Undue Influence: The Epic Battle for the Johnson & Johnson Fortune, by David Margolick. New York. William Morrow & Co. 1993. 624 pages. Index. Hardcover. $23.00.

In addition to detailing the struggle between Barbara Piasecki Johnson, Seward Johnson's second wife, and his children from the first marriage, this massive volume unselfconsciously displays all the signs of anti-Polish discrimination in the American media. While the Johnson family is given the benefit of full biographies including childhood pictures (they tend to predispose the reader favorably to the persons in question, as well as letting them speak in their own voices), Ms. Piasecki Johnson is made to stand alone, without the benefit of an articulate family, circle of friends, a charming childhood, or first-hand information about the experiences of her youth. If the author cared for parity, he would have taken the trouble to research Ms. Piasecki JohnsonÕs early years. Instead, they are mockingly summarized in a couple of pages. But a trip to Poland to gather fair evidence, an effort to learn the language or to hire a reliable translator, are not what the author in pursuit of a scandalous topic was willing to do. Thus the volume, while pretending to be objective, is by the very nature of evidence presented tilted against Ms. Piasecki Johnson.

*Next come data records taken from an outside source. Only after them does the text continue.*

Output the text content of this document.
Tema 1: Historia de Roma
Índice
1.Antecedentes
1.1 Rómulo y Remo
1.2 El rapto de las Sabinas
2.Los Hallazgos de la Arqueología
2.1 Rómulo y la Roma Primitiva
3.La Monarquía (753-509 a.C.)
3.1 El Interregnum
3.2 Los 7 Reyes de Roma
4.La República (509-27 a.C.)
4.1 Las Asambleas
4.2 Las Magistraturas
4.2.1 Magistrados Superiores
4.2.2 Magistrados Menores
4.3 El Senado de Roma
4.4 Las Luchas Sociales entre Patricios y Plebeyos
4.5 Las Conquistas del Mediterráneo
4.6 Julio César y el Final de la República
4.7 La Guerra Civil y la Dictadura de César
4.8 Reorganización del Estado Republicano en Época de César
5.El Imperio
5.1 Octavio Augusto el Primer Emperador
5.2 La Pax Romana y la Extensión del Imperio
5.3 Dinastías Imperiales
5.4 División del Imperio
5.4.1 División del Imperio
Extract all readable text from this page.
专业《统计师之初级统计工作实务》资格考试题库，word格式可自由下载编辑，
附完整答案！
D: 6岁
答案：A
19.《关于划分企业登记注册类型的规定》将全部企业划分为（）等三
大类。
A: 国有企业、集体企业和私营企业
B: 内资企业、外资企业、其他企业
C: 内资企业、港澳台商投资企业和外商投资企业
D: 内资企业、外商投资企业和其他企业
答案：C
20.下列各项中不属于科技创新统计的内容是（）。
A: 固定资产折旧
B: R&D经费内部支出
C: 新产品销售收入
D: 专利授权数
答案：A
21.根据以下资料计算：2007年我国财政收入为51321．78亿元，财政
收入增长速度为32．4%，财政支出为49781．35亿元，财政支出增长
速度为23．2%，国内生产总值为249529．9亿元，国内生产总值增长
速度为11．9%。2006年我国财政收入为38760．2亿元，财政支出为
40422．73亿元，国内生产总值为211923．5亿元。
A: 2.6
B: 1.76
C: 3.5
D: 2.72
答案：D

With this book as evidence, a prima facie case could be made about the belittling and patronizing attitude which the publishing establishment in this country has toward Poles and Poland. If Ms. Piasecki Johnson were a black woman, writers would not dare treat her with the condescension demonstrated in the book under review. If she were a politically correct feminist, a case would have been made on the pages of the NYT or some other such publication about the author's patronizing of women. The trivialization of the Piasecki family saga under Nazi and Soviet occupation is particularly disgusting. The belittling of Our Lady of Czestochowa in the authorÕs Preface contributes to the impression of bias and prejudice. This tome was written by one of those apparently publicity-greedy journalists who prey on people surpassing them in fame and fortune.

Other Books Received

For Whom There Is No Room: Scenes from the Refugee World, by Eileen Egan. New York - Mahwah, NJ. Paulist Press [997 Macarthur Boulevard, Mahwah, NJ 07430]. 1995. v + 375 pages. Hardcover. $19.95.

The tales of refugee misery all over the world, with some attention paid to East Central Europe. A powerful book, guaranteed to further sensitize people who are open to the needs of others.

Frywolny Prometeusz: szkice i felietony [A Frivolous Prometheus: sketches and columns], by Ryszard Legutko. Krakow. Wydawnictwo Arcana. 1995. 136 pages. Paper. In Polish.